Friday, July 18, 2008
Science is open. If better information becomes available scientists
rewrite the textbooks with scarcely a backward glance. The Forum on
Physics and Society of the APS exists to help us examine all the
information on issues such as global climate change. There are physicists
who think we don't have warming right, I know one myself. It is
therefore entirely appropriate for the Forum to conduct a debate on the
pages of its newsletter. A couple of highly-respected physicists ably
argued the warming side. Good start. However, on the denier's side was
Christopher Monckton, 3rd Viscount Monckton of Brenchley, who inherited
his father's peerage in 2006. Lord Monckton is not a scientist, his
degree is in journalism and he's a reporter for the Evening Standard, an
English tabloid. Whatever it is that Viscounts do, he may do very well,
but he doesn't know squat about physics and his journalism suffers from
it. Worse, somebody fed the media the line that Monckton's rubbish meant
the APS had changed its position on warming; of course it has not. Few
media outlets took the story seriously.
I have a place in mind. Space-science writer Michael Benson used this
title in The Outlook section of Sunday's Washington Post. Benson asks
whether the International Space Station, at a cost approaching $100
billion, is being finished just so we can drop it in the ocean? It is;
so what's his alternative? Attach engines and send it, with its crew,
off to explore other planets. Three days later the Post carried a
rebuttal by NASA contractor Jeff Volosin. The ISS, he argued is needed to
prepare crews to travel to Mars and back. He didn't say for what. As
James Van Allen would have said of both ideas: "How old-fashioned." Wake
up: Voyager 2 just entered interstellar space, Messenger revisited
Mercury, Phoenix found water on Mars. Somebody, anybody, tell me what
humans can do in space as well as the robots?
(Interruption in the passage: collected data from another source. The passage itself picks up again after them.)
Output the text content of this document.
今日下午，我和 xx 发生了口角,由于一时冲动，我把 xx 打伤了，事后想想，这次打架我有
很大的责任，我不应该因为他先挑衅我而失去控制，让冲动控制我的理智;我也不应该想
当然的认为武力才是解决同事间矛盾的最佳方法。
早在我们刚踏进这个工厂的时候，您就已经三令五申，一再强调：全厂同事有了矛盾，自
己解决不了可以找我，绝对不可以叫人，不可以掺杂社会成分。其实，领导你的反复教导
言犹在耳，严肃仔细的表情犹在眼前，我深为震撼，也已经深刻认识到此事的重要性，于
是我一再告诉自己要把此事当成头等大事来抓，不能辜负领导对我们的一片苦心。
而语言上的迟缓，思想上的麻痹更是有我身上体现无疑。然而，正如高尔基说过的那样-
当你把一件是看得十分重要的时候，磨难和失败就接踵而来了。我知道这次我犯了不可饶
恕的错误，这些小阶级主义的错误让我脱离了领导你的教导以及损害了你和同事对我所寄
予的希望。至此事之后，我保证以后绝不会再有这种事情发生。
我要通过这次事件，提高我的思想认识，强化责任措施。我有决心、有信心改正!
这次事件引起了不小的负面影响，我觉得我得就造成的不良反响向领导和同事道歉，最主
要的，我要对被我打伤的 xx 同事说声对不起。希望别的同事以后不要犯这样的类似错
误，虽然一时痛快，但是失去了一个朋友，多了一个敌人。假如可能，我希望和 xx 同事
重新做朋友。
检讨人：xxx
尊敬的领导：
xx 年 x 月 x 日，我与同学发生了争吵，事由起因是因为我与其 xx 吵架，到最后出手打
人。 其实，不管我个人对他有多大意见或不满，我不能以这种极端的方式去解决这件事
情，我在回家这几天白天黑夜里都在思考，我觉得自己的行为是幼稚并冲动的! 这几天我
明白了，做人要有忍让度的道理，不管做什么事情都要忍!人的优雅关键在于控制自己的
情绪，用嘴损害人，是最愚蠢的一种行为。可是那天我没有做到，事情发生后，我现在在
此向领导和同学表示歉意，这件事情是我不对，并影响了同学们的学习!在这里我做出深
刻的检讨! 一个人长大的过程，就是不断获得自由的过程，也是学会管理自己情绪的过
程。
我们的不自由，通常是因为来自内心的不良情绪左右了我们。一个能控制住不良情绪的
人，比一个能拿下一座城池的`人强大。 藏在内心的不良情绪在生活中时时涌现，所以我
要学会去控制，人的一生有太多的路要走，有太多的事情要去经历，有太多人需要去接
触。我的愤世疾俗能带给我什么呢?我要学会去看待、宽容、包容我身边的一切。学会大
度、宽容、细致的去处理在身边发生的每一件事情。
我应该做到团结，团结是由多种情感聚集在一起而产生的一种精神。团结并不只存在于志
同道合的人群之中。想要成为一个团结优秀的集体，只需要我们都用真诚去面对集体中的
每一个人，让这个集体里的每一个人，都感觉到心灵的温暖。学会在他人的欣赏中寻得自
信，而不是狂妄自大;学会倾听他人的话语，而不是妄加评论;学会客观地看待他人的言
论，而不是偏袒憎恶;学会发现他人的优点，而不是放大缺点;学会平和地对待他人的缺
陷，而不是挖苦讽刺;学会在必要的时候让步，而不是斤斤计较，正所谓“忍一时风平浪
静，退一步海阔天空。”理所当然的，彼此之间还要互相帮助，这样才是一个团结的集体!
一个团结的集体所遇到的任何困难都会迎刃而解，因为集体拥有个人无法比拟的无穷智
I wrote in last week's WN that, the "world population in 1798 was less
that 1 million." I should have said 1 billion. I apologize; my fingers
have a mind of their own, but they aren't very smart. I always appreciate
being told of errors and atoned by responding to more than 300 emails.
They are still coming in today.
The U.S. population clock as I write this is at 304, 633,590, but the
scary number is the growth rate, 4,315,000 births in 2007, more than
double the number a century ago, and topping the number born in 1957 at
the height of the post-war baby boom. The biggest factor by far is
immigration. The birth rate among Hispanic immigrants far outpaces the
modest 2.1 average births per women.
One of the poorest and least pleasant countries in the world despite
booming oil revenues, it has one of the highest birth rates. Yemen must
import 75 percent of its food and suffers acute water shortages. The
government campaign aims at reducing the awesome fertility rate by raising
awareness. It is widely believed in Yemen that contraception can cause
health problems and is forbidden in Islam.